JPMorgan
A view of the exterior of the JP Morgan Chase & Co. Corporate headquarters in the Manhattan borough of New York City, May 20, 2015. REUTERS/Mike Segar

JPMorgan Chase & Co, the biggest U.S. bank by assets, reported a drop in quarterly profit -- its first in five quarters — as costs to cover sour loans to troubled oil companies rose and revenue from investment banking declined.

But both earnings and revenue beat analysts' lowered expectations, helping lift the shares of the bank and those of its rivals in premarket trading on Wednesday.

JPMorgan is the first U.S. bank to report results for what is generally being seen as the banking industry's worst start to a new year since the 2007-2008 financial crisis.

And its results may be as good as it gets for the banks in the quarter, analysts said.

"We expect (the) results will be best in class and may be a rare example of a bank stock this quarter where consensus estimates could remain steady post results," Goldman Sachs analyst Richard Ramsden wrote in a client note.

Banks around the world have been hit by a slide in commodity and oil prices, a slowdown in China, near-zero interest rates, mounting regulatory costs and hefty capital requirements.

Stock market activity picked up in March, but that was not enough to make up for weak trading volumes during a volatile January and February.

Industry-wide, investment banking fees fell 29 percent in the first three months of 2016, the slowest first-quarter since 2009.

JPMorgan's investment banking revenue slumped 24.5 percent on lower debt and equity underwriting fees even though the bank topped the global league table with $1.22 billion in fees during the quarter, according to Reuters data.

Financial stocks were the worst performers in the S&P 500 index in the quarter, falling 5.6 percent compared with the overall index's rise of 0.8 percent.

JPMorgan's stock fell 10.3 percent in the period - but the shares of its five big U.S. rivals fell by even more.

JPmorgan shares were up about 2.6 percent in premarket trading, while those of Bank of America Corp and Citigroup were up 1.8 percent and 1.9 percent respectively.

Investors and regulators have been concerned that depressed oil prices over the past year and a half have put not only corporate borrowers at risk but is leading to job losses that threaten the overall economy, adding to banks' bad loans.

The bank may need to boost its provisions for oil and gas loans by $500 million this year, Chief Financial Officer Marianne Lake said on an analysts' call, taking total such provisions to about $1 billion.

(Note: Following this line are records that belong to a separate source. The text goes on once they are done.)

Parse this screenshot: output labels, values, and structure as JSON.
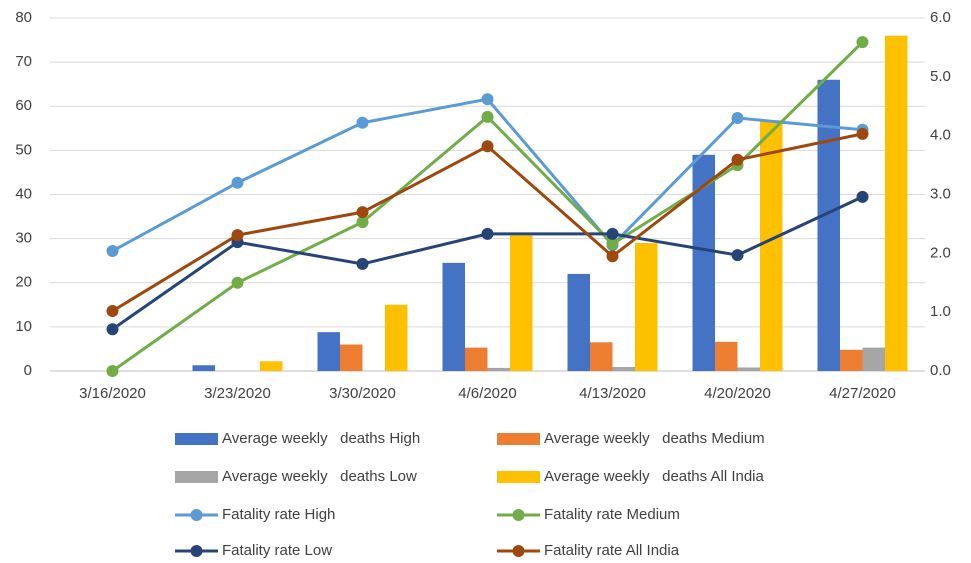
{
  "chart_data": {
    "type": "combo",
    "categories": [
      "3/16/2020",
      "3/23/2020",
      "3/30/2020",
      "4/6/2020",
      "4/13/2020",
      "4/20/2020",
      "4/27/2020"
    ],
    "ylim": [
      0,
      80
    ],
    "yticks": [
      0,
      10,
      20,
      30,
      40,
      50,
      60,
      70,
      80
    ],
    "y2lim": [
      0,
      6
    ],
    "y2ticks": [
      {
        "value": 0,
        "label": "0.0"
      },
      {
        "value": 1,
        "label": "1.0"
      },
      {
        "value": 2,
        "label": "2.0"
      },
      {
        "value": 3,
        "label": "3.0"
      },
      {
        "value": 4,
        "label": "4.0"
      },
      {
        "value": 5,
        "label": "5.0"
      },
      {
        "value": 6,
        "label": "6.0"
      }
    ],
    "grid": true,
    "series": [
      {
        "name": "Average weekly   deaths High",
        "type": "bar",
        "color": "#4472c4",
        "values": [
          0,
          1.3,
          8.8,
          24.5,
          22,
          49,
          66
        ]
      },
      {
        "name": "Average weekly   deaths Medium",
        "type": "bar",
        "color": "#ed7d31",
        "values": [
          0,
          0,
          6,
          5.3,
          6.5,
          6.6,
          4.8
        ]
      },
      {
        "name": "Average weekly   deaths Low",
        "type": "bar",
        "color": "#a5a5a5",
        "values": [
          0,
          0,
          0,
          0.7,
          0.9,
          0.8,
          5.3
        ]
      },
      {
        "name": "Average weekly   deaths All India",
        "type": "bar",
        "color": "#ffc000",
        "values": [
          0,
          2.2,
          15,
          30.7,
          29,
          56.8,
          76
        ]
      },
      {
        "name": "Fatality rate High",
        "type": "line",
        "axis": "y2",
        "color": "#5b9bd5",
        "values": [
          2.04,
          3.2,
          4.22,
          4.62,
          2.14,
          4.3,
          4.1
        ]
      },
      {
        "name": "Fatality rate Medium",
        "type": "line",
        "axis": "y2",
        "color": "#70ad47",
        "values": [
          0,
          1.5,
          2.53,
          4.32,
          2.16,
          3.5,
          5.59
        ]
      },
      {
        "name": "Fatality rate Low",
        "type": "line",
        "axis": "y2",
        "color": "#264478",
        "values": [
          0.71,
          2.19,
          1.82,
          2.33,
          2.33,
          1.97,
          2.96
        ]
      },
      {
        "name": "Fatality rate All India",
        "type": "line",
        "axis": "y2",
        "color": "#9e480e",
        "values": [
          1.02,
          2.31,
          2.7,
          3.82,
          1.95,
          3.59,
          4.03
        ]
      }
    ]
  }
}
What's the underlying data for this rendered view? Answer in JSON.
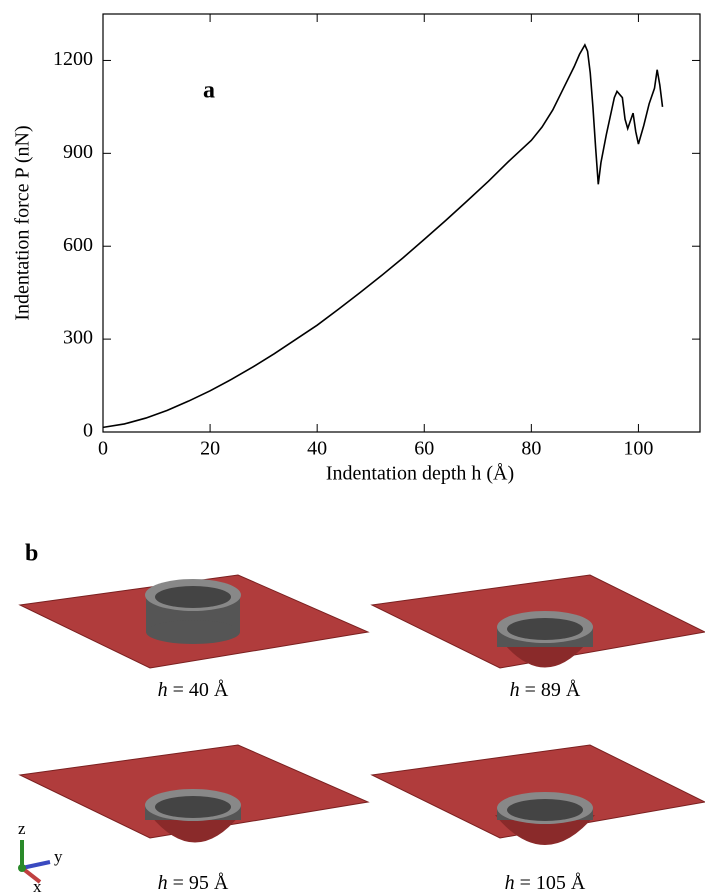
{
  "chart_data": {
    "type": "line",
    "panel_label": "a",
    "xlabel": "Indentation depth h (Å)",
    "ylabel": "Indentation force P (nN)",
    "x": [
      0,
      4,
      8,
      12,
      16,
      20,
      24,
      28,
      32,
      36,
      40,
      44,
      48,
      52,
      56,
      60,
      64,
      68,
      72,
      76,
      80,
      82,
      84,
      86,
      88,
      89,
      90,
      90.5,
      91,
      91.5,
      92,
      92.5,
      93,
      94,
      95,
      95.5,
      96,
      97,
      97.5,
      98,
      99,
      99.5,
      100,
      101,
      102,
      103,
      103.5,
      104,
      104.5
    ],
    "series": [
      {
        "color": "#000000",
        "values": [
          15,
          26,
          45,
          70,
          100,
          133,
          170,
          210,
          253,
          299,
          345,
          397,
          450,
          505,
          562,
          622,
          683,
          746,
          810,
          878,
          942,
          985,
          1040,
          1110,
          1180,
          1220,
          1250,
          1230,
          1160,
          1050,
          920,
          800,
          870,
          960,
          1040,
          1080,
          1100,
          1080,
          1010,
          980,
          1030,
          970,
          930,
          990,
          1060,
          1110,
          1170,
          1120,
          1050
        ]
      }
    ],
    "xlim": [
      0,
      111.5
    ],
    "ylim": [
      0,
      1350
    ],
    "xticks": [
      0,
      20,
      40,
      60,
      80,
      100
    ],
    "yticks": [
      0,
      300,
      600,
      900,
      1200
    ]
  },
  "panel_b": {
    "label": "b",
    "panels": [
      {
        "symbol": "h",
        "text": "= 40 Å"
      },
      {
        "symbol": "h",
        "text": "= 89 Å"
      },
      {
        "symbol": "h",
        "text": "= 95 Å"
      },
      {
        "symbol": "h",
        "text": "= 105 Å"
      }
    ],
    "axes_triad": {
      "z": "z",
      "y": "y",
      "x": "x"
    }
  }
}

J.P. Morgan Chase & Co. (JPM) Stock Price - 1 Year | FindTheCompany

But JPMorgan Chief Executive Jamie Dimon struck a positive note overall, saying "the U.S. consumer remains healthy and consumer credit trends are favorable" and that he did not expect a recession in 2016.

JPMorgan's net income fell 6.7 percent to $5.52 billion in the first quarter ended March 31. The bank earned $1.35 per share, handsomely beating the average estimate of $1.26, according to Thomson Reuters I/B/E/S.

Total revenue fell 3 percent to $24.08 billion, but beat the average estimate of $23.40 billion. Revenue from fixed-income trading - often JPMorgan's most volatile business - fell 13.4 percent to $3.60 billion.

Fourteen of 29 analysts covering the company lowered their earnings per share estimate by an average 1.5 percent in the last 30 days, according to Reuters data.

Provision for credit losses nearly doubled to $1.82 billion, mainly due to reserve increases related to the oil and gas and metals and mining sectors.

Bank executives had warned in February that they expected to shell out $500 million more in provision for expected losses on energy loans.

Total non-interest expenses fell 7 percent to $13.84 billion, helped by lower legal costs.

Like other U.S. banks, JPMorgan has resorted to aggressive cost controls to underpin earnings over the past several quarters as revenue growth remains sluggish.

Bank of America Corp and Wells Fargo & Co, the second and third-biggest U.S. banks, report on Thursday.